Abbiamo incontrato il regista nell’estate del 2019, nell’ambito di un rapporto mai concretizzato. Generoso, Serge Giguère ci ha accolto a casa sua, sulle colline Arthabaskian, nel Centre-du-Québec, aprendosi in tutta semplicità, invitandoci anche alla sua tavola. “Ho una zuppa di pesce, ne vuoi un po’?”
Lo scambio durò più di quattro ore, volando in tutte le direzioni. Tra gli argomenti trattati, questo progetto Mauriziosotto forma di un omaggio e di una parola rivolta al suo complice fin dall’inizio, il regista Robert Tremblay. “Una persona marginale, con cui non è facile andare d’accordo, che nessuno conosce!” riassume Serge Giguère per descrivere il suo vecchio amico, scomparso nel 2018.
Trailer del film Maurice, diretto da Serge Giguère. (Les Productions du Rapide-Blanc)

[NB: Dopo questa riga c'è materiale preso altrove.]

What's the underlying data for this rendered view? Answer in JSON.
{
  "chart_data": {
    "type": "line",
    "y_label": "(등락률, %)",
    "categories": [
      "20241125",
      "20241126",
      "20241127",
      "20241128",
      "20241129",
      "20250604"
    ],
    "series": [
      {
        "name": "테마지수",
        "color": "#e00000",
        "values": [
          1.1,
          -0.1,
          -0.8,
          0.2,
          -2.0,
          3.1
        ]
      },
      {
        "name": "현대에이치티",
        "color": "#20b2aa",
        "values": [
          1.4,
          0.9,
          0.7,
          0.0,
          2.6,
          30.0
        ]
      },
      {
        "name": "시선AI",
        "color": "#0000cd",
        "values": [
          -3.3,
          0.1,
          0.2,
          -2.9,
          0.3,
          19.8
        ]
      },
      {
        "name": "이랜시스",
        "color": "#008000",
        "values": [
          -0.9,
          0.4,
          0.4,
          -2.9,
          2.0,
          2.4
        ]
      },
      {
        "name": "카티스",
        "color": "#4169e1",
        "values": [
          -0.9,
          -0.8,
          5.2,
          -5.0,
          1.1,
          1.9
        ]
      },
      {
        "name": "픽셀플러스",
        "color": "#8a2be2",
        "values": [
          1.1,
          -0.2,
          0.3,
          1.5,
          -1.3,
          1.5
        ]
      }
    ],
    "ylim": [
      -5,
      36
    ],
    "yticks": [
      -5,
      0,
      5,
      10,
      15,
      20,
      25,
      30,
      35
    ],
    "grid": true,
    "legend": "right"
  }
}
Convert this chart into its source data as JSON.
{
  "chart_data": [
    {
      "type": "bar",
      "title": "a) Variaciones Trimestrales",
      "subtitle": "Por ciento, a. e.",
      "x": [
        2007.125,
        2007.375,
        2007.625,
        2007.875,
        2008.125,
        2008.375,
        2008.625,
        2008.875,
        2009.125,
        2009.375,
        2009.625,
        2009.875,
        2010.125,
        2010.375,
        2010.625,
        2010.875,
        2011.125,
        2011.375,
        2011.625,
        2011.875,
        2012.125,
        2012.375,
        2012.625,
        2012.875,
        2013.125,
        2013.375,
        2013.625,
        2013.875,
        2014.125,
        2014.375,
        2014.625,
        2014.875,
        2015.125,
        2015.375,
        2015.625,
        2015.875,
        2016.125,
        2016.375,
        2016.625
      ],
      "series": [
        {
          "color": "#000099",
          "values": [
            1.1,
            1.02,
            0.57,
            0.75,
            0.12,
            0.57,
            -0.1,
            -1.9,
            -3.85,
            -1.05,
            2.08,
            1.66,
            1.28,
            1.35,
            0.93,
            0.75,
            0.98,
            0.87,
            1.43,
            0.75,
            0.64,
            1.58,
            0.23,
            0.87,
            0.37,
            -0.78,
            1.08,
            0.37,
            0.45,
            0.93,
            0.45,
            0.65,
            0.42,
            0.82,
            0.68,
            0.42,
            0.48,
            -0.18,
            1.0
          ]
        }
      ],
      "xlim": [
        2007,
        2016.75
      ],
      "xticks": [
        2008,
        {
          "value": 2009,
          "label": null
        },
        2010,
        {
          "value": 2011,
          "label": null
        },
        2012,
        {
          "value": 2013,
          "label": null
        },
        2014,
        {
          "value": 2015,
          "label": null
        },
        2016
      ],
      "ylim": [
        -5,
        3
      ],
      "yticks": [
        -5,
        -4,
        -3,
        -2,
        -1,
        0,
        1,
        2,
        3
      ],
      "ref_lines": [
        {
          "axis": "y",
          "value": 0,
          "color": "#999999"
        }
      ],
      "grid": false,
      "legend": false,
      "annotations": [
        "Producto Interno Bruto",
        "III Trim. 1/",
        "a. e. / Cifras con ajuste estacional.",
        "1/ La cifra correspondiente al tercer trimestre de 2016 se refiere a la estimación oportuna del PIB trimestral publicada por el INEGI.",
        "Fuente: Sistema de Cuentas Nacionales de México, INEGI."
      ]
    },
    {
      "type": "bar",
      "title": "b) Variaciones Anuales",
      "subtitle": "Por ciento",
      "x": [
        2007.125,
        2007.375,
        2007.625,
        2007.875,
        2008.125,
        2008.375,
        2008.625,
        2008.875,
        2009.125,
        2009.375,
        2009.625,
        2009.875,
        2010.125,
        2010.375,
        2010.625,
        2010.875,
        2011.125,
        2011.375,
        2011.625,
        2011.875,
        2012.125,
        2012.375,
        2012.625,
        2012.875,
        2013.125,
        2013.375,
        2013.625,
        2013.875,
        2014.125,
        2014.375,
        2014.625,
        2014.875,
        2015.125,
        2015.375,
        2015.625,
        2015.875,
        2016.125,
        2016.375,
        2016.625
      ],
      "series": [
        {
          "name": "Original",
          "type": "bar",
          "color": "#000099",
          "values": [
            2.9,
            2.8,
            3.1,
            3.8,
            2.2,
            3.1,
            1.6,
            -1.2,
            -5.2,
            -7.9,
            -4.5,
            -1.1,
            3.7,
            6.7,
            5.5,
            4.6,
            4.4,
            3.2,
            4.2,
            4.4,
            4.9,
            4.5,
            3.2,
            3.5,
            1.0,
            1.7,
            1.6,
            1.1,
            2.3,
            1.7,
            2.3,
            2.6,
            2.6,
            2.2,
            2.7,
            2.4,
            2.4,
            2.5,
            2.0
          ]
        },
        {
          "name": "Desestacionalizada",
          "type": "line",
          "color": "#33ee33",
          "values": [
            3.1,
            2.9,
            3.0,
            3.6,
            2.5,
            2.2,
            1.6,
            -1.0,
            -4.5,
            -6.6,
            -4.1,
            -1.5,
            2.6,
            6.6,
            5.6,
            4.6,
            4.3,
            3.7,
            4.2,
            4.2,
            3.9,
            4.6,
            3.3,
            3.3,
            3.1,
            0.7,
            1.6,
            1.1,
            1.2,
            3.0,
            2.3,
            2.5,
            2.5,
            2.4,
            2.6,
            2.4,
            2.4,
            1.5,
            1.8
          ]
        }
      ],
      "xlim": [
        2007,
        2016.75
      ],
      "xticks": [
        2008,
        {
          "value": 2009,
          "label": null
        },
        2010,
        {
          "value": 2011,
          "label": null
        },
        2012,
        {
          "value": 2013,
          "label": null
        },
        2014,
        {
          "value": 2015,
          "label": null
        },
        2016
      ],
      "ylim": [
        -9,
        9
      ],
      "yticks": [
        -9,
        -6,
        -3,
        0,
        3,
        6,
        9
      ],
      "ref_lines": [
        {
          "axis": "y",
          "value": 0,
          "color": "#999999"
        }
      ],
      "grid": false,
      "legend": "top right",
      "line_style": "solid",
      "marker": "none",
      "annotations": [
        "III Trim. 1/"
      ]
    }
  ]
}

Dal 1980 e per 35 anni, sotto la regia di Tremblay e davanti alla telecamera Giguère, il duo ha seguito il Rocket in ogni tipo di circostanza, alcune più intime altre altre. Un’avventura condotta separatamente dai rispettivi viaggi.
All’inizio del 2018, malato e avvertendo l’imminenza della morte, il regista ha affidato al cameraman scatoloni pieni di pellicola sciolta, circa 25 ore in totale, girate insieme nel corso degli anni. “Sarà un film a quattro mani!” esprime come sue ultime volontà.
Tremblay aveva intrapreso l’assemblaggio, ma Giguère dovrà avviare l’attività da zero. “Era uno studioso, che sapeva tutto di sport, baseball, hockey… A me, la storia del 325esimo gol di Mauricie Richard, poi le statistiche, non mi interessano più di tanto”, espone colui che ha ereditato le preziose bobine.
Giguère è più il tipo che ritrae un personaggio per trovare riflessi del suo tempo e della società che lo ha plasmato. Il cantante Oscar Thiffault, il percussionista Guy Nadon e il geografo Louis-Edmond Hamelin, in particolare, sono tutti eroi più o meno conosciuti che si sono così rivelati giganti attraverso la magia del suo obiettivo.
Così, quando la Rocket incontra l’illustre Aurèle Joliat al centro ghiaccio del Forum, per un giro storico davanti a una folla attonita, Giguère è più interessata alle sequenze girate di nascosto, a margine dell’evento.
In Richard, il regista è commosso dalla dignità dell’uomo del popolo. Eroi, pochissimi per lui, lo capiamo. Tolto dalla sua base, il leggendario numero 9 emergerà non meno ingigantito, poiché le gesta d’armi del giocatore di hockey sono radicate nella nostra psiche collettiva, constatava Serge Giguère nel 2019, con l’opera ancora in fase di progettazione.
“A un certo punto, un editorialista ha scritto che i canadesi francesi amavano così tanto Maurice Richard, che lo guardavano semplicemente pescare… Beh, il resto di noi è andato a pescare con lui, poi lo abbiamo filmato. Sai che vendeva attrezzatura da pesca? Doveva guadagnarsi da vivere, non guadagnava mai più di 50.000 dollari all’anno!”
— Serge Giguère, regista
Al momento del nostro incontro, Serge Giguère aspettava la NFB, incaricata di digitalizzare i chilometri di pellicola in suo possesso. Il regista ha provato a iniziare il montaggio su un vecchio tavolo da 16 mm, nello stile di una volta, ma l’impresa si è rivelata impossibile. In attesa, lesse tutto ciò su cui riuscì a mettere le mani riguardo al Razzo. “Sapevi che William Faulkner ha già scritto un articolo su di lui nel New York Times?»
Il film in uscita aveva ottenuto parte del finanziamento, ma il regista rimaneva incerto sul suo esito. Il suo progetto precedente, Lettere di mia madreun vero inno alla famiglia e al Quebec rurale degli anni ’50, lo lasciò senza fiato. “Questa dovrebbe portarmi alla morte”, scherzava nel 2019, anticipando con una punta di angoscia la nuova montagna da conquistare.
Sono passati anni (e una pandemia) dalla nostra intervista all’artista. Nel frattempo sarà riuscito a districare le spire lasciate in eredità dai suoi amicomentre il trailer di Maurizio è stato lanciato poco prima di Natale.
Il corpus originale arricchito da sequenze più recenti, il rapporto sinuoso tra Giguère e Tremblay intrecciato nell’inquadratura, un Maurice Richard naturale, che sembra dimenticare la telecamera che lo osserva, e altre sorprese, 40 anni di lavoro riportati in 90 minuti…
Quanto abbiamo già visto suggerisce una felice tappa fondamentale in una Storia che continua a essere scritta.
Nelle nostre sale nell’inverno 2025.